On 09/09/13 23:03, Perry E. Metzger wrote:

On Mon, 9 Sep 2013, Daniel wrote:
[...] They are widely used curves and thus a good way to reduce
conspiracy theories that they were chosen in some malicious way to
subvert DRBG.


Er, don't we currently have documents from the New York Times and the
Guardian that say that in fact they *did* subvert them?

Yes, a week ago this was paranoia, but now we have confirmation, so
it is no longer paranoia.

I did not see that, and as far as I can tell there is no actual confirmation.

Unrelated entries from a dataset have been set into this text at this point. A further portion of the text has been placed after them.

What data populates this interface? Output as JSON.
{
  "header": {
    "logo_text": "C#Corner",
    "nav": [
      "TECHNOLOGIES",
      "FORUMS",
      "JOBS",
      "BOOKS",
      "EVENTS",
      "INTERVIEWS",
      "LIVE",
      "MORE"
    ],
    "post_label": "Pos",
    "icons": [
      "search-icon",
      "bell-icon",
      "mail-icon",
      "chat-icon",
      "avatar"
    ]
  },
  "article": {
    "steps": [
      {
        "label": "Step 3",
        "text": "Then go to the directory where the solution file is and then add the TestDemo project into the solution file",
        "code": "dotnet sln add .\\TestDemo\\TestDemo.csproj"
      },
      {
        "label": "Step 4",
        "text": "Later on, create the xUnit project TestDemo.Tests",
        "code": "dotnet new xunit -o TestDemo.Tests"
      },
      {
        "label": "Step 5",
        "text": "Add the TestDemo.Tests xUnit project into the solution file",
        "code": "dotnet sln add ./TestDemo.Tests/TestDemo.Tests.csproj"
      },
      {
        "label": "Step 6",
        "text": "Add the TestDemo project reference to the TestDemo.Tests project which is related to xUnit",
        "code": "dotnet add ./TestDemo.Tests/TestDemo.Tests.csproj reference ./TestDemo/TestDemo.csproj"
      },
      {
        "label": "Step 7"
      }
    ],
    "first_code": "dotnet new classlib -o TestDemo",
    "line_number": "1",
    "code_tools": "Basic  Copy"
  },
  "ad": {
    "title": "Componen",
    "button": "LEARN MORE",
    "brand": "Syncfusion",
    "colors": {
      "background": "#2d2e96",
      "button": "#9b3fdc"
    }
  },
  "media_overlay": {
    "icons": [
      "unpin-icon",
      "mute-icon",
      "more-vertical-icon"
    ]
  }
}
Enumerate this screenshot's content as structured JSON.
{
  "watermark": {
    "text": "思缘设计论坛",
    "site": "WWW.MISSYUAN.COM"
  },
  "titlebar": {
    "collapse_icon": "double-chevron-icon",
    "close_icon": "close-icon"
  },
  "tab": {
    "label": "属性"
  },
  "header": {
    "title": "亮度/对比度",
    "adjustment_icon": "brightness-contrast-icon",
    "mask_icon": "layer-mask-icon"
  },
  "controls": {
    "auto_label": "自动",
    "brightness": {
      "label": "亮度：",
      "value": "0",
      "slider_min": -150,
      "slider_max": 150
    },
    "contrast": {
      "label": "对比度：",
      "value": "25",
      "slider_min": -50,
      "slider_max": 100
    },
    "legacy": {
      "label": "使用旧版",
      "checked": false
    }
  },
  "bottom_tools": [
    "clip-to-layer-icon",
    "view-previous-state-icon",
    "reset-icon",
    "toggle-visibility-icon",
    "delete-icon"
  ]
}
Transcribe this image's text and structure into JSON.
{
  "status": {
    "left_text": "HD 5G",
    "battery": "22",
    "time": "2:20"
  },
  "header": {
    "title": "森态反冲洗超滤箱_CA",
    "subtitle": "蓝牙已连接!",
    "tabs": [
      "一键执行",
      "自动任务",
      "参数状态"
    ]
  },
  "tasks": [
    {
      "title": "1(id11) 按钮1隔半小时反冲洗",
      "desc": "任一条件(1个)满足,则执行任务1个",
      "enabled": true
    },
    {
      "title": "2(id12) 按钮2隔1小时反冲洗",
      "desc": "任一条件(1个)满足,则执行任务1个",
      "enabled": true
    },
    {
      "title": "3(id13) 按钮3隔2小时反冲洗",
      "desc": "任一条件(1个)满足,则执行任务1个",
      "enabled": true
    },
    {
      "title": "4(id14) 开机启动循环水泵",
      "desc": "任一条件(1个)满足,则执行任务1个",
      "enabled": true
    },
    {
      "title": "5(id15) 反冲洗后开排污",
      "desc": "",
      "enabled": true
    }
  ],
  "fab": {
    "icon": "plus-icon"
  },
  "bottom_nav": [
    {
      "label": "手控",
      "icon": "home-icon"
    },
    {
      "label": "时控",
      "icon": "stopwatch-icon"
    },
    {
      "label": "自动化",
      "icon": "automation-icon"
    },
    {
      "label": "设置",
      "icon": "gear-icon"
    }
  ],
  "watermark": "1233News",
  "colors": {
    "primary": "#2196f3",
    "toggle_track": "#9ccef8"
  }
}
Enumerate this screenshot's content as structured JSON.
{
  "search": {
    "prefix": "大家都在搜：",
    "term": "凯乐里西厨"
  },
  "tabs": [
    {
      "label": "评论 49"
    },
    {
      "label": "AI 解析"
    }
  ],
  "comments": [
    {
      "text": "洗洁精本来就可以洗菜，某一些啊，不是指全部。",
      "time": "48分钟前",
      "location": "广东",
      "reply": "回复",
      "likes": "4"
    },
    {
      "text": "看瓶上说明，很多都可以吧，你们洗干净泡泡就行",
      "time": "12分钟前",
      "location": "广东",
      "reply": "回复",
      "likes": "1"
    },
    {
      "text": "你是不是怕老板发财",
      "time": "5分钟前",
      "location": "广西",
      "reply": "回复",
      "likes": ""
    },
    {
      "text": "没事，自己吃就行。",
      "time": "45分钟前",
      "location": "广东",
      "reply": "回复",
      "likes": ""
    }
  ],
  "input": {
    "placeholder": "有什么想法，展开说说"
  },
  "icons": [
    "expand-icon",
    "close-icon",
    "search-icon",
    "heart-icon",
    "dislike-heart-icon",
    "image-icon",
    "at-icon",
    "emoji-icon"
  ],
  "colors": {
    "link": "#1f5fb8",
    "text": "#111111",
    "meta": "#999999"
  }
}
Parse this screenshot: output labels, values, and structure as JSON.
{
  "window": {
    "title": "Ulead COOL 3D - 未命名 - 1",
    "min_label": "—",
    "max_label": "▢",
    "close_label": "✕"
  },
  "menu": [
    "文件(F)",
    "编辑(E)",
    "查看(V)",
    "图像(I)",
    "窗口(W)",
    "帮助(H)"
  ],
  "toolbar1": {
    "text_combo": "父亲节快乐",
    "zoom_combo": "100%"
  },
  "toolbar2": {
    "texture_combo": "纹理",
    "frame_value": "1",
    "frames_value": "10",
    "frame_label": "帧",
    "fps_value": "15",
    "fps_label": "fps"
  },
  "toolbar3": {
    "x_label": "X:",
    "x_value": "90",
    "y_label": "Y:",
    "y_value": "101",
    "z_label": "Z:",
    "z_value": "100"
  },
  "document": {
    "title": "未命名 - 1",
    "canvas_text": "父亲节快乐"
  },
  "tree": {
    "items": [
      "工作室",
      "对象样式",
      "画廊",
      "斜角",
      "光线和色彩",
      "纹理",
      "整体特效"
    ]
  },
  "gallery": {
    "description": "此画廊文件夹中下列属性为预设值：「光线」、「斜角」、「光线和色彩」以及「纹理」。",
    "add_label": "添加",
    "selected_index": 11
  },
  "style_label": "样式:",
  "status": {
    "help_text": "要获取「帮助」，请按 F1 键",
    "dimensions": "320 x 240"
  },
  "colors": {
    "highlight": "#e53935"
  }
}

Also, the known possible subversion of DRBG did not involve curve selection, but selection of a point to be used in DRBG. I think Kristian G has posted about that.




As to elliptic curves, there are only two of significance, in terms of being widely used: they are NIST P-256 and NIST P-384.

NIST P-224 is also occasionally used.

These are the same curves as the secp256/384r1 curves, and the same curves as almost any other 256-bit or 384-bit curves you might want to mention - eg the FIPS 186-3 curves, and so on.

These are all the same curves.

They all began in 1999 as the curves in the (NIST) RECOMMENDED ELLIPTIC CURVES FOR FEDERAL GOVERNMENT USE

csrc.nist.gov/groups/ST/toolkit/documents/dss/NISTReCur.pdf‎


The way they were selected is supposed to be pseudo-random based on SHA-1, though it's actually not quite like that (or not even close).

Full details, or at least all of the publicly available details about the curve selection process, are in the link, but as I wrote earlier:


"Take FIPS P-256 as an example. The only seed which has been published is s= c49d3608 86e70493 6a6678e1 139d26b7 819f7e90 (the string they hashed and mashed in the process of deriving c).

I don't think they could reverse the perhaps rather overly-complicated hashing/mashing process, but they could certainly cherry-pick the s until they found one which gave a c which they could use.

c not being one of the usual parameters for an elliptic curve, I should explain that it was then used as c = a^3/b^2 mod p.

However the choice of p, r, a and G was not seeded, and the methods by which those were chosen are opaque.

I don't really know enough about ECC to say whether a perhaps cherry-picked c = a^3/b^2 mod p is enough to ensure that the resulting curve is secure against chosen curve attacks - but it does seem to me that there is a whole lot of wiggle room between a cherry-picked c and the final curve."